NPM1, shuttling between the nucleus and cytoplasm, is predominantly located in the nucleus (2, 3). NPM1 protein contains three structural domains including N terminal, central and C terminal domain. Nuclear export signals (NESs), located in N terminal domain, promote the translocation of NPM1 from the nucleus to the cytoplasm (3, 4). Nucleolar localization signals (NoLS), formed in highly conserved aromatic region of C terminal domain, is critical for the localization of NPM1 to the nucleus (5). The nuclear export of NPM1 is mediated by the interaction of two NESs and the nuclear exporter exportin 1 (XPO1) (3). NPM1 is a multifunctional protein involved in diverse cellular functions such as ribosome synthesis, genomic stability, cellular growth and stress response (6–9).
NPM1 mutations result in the generation of a new C-terminal NES and the loss of tryptophan residues 288 and 290, which endow mutated-NPM1 stronger nuclear export ability and ultimately lead to the cytoplasmic localization of NPM1 (10, 11). NPM1c mediates cytoplasmic dislocation of promyelocytic leukemia (PML) nuclear bodies (NB) (12). Researchers found that NPM1c interacts and delocalizes PU.1, FBW7γ and APE1, which block myeloid differentiation, promote cell proliferation and impair DNA damage repair, respectively (13–15).

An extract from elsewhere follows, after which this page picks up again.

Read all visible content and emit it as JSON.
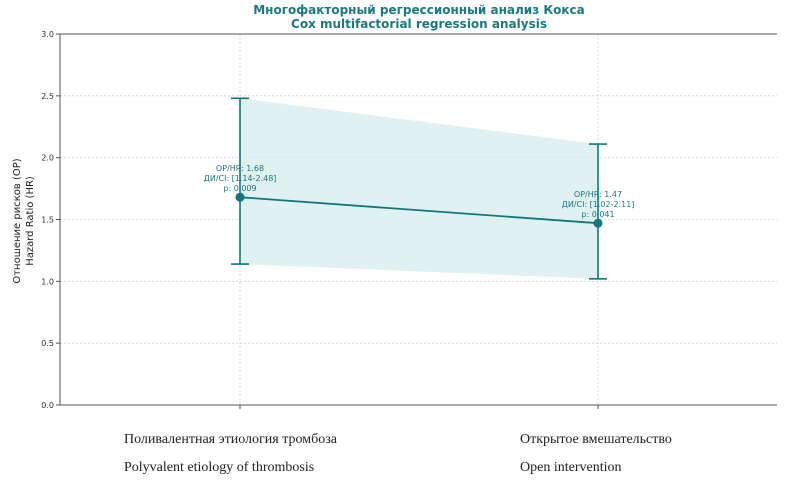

NPM1-mutated AML is a kind of AML with favorable prognosis. The overall survival rate was about 40% and complete remission (CR) rate was about 80% (16). However, approximately 50% of patients will eventually relapse (17). The standard therapy of NPM1-mutated AML patients includes “3+7” induction chemotherapy and consolidation therapy. NPM1 often co-exists with fms-like receptor tyrosine kinase-3 internal tandem duplication (FLT3-ITD), which results in poor survival and high relapse rates. Allogeneic hematopoietic stem cell transplantation (allo-HSCT) and FLT3 inhibitors may be considered as important choices for these high-risk patients. It should be underscored that despite the favorable outcome of NPM1-mutated AML patients, disease-free survival (DFS) and overall survival (OS) of older NPM1-mutated patients remain disappointing and worse than those in younger NPM1-mutated patients (18). This may be partly due to treatment options, disease biology and age-related factors.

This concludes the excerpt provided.